The word “weed” generally refers to a plant not valued for use or beauty, that grows wild and rank, and hinders the growth of superior vegetation. One dictionary defines weed like this:
Unprofitable, troublesome, or noxious growth, a plant considered to be a nuisance. The word commonly is applied to unwanted plants in human-controlled settings or any plants that grow and reproduce aggressively and invasively.
In other words, a plant smart enough to know how to survive no matter what, that takes advantage of whatever the world offers it to live.
I’ve been weeding in the Vedanta garden where I go on retreat, often wondering what to pull, and what to keep. The roses and azaleas, I know are keepers, and the iris, just past, and the lavenders. The intruding grasses have got to go, but just a few yards away in the meadow they are native, at home, welcome.
Poppies as well, although once they invade the cultivated beds they make themselves quite at home because, well, they are at home. This is their turf, as it is for plantain and clover, mullein and dandelion. I grab a handful of bindweed, amazed by its tenacity and the range of its roots, and find myself mentally apologizing to it when I toss it on the dead pile.
I want to applaud all these weeds for their cleverness in snuggling up close to the cultivars, the “superior vegetation” that receives regular watering, where they can for awhile at least, mask themselves and drink their fill. That is, until some human with an attitude—like me, for example—comes along and yanks them out.
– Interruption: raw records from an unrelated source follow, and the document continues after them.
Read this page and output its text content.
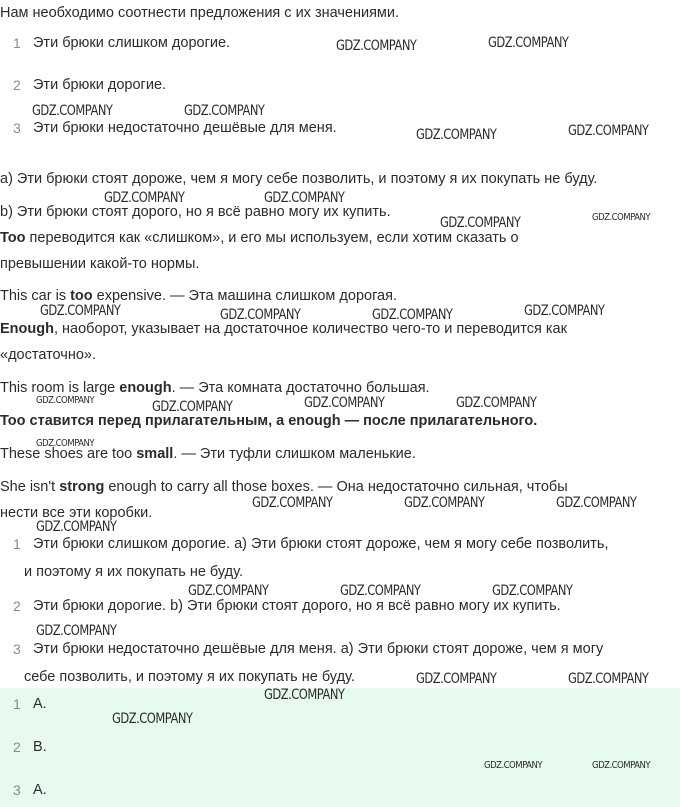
Нам необходимо соотнести предложения с их значениями.
1 Эти брюки слишком дорогие.
2 Эти брюки дорогие.
3 Эти брюки недостаточно дешёвые для меня.
a) Эти брюки стоят дороже, чем я могу себе позволить, и поэтому я их покупать не буду.
b) Эти брюки стоят дорого, но я всё равно могу их купить.
Too переводится как «слишком», и его мы используем, если хотим сказать о
превышении какой-то нормы.
This car is too expensive. — Эта машина слишком дорогая.
Enough, наоборот, указывает на достаточное количество чего-то и переводится как
«достаточно».
This room is large enough. — Эта комната достаточно большая.
Too ставится перед прилагательным, а enough — после прилагательного.
These shoes are too small. — Эти туфли слишком маленькие.
She isn't strong enough to carry all those boxes. — Она недостаточно сильная, чтобы
нести все эти коробки.
1 Эти брюки слишком дорогие. a) Эти брюки стоят дороже, чем я могу себе позволить,
и поэтому я их покупать не буду.
2 Эти брюки дорогие. b) Эти брюки стоят дорого, но я всё равно могу их купить.
3 Эти брюки недостаточно дешёвые для меня. a) Эти брюки стоят дороже, чем я могу
себе позволить, и поэтому я их покупать не буду.
1 A.
2 B.
3 A.
GDZ.COMPANY	GDZ.COMPANY
GDZ.COMPANY	GDZ.COMPANY
GDZ.COMPANY	GDZ.COMPANY
GDZ.COMPANY	GDZ.COMPANY
GDZ.COMPANY	GDZ.COMPANY
GDZ.COMPANY	GDZ.COMPANY	GDZ.COMPANY	GDZ.COMPANY
GDZ.COMPANY	GDZ.COMPANY	GDZ.COMPANY	GDZ.COMPANY
GDZ.COMPANY
GDZ.COMPANY	GDZ.COMPANY	GDZ.COMPANY
GDZ.COMPANY
GDZ.COMPANY	GDZ.COMPANY	GDZ.COMPANY
GDZ.COMPANY
GDZ.COMPANY	GDZ.COMPANY
GDZ.COMPANY
GDZ.COMPANY
GDZ.COMPANY	GDZ.COMPANY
It’s true, though, that the stunning show of the exotics’ white and bright red, deep purple and orange against the greens of the garden shows the glory of flowers more vividly than the subtle shades of the dry dirt natives, but who is likely to survive when the water and the weeders run out? Given a season or two of non-interference, I know which plants are likely to still be here, providing medicine for the soil, and which plants will have dropped their leaves in a last, sad hurrah?
Plaintain: skin abrasions, laxative. Clover: antispasmodic, anticoagulent, diuretic. Mullein: sedative, anti-inflammatory. Dandelion: liver tonic, diuretic…
So who decides who gets to stay and who gets to go, and by what criteria do we make our decision?
The big-time industrial ‘weeders’ cut down whole forests and shoot wolves from helicopters. Bears are almost gone and puffins have gone extinct. Our local police shot a coyote who wandered into Berkeley one night, and I’m told that once eagles flew up in our hills.
Maybe we are the weeds, the noxious intruders who have reproduced aggressively and invasively, hindering the growth of a superior and diverse community.
Personally, I consider us humans rather gorgeous and remarkable additions to the world scene, but still in an infantile stage that doesn’t yet know when it’s right to interfere with the natural order, and when it’s simply stupid to do so. Making a garden with your favorite exotics is fine by me; introducing invasive species that take over the eco-system is not. Splitting the atom, or tinkering with the DNA of the world, is not. We have to think about how it all goes together—or even that it all goes together!
Balance—it’s all about balancing with the world, neither weeds nor weed pullers, but equal members of the whole community, benefiting and being benefited in turn.
Whatever made us ever think otherwise?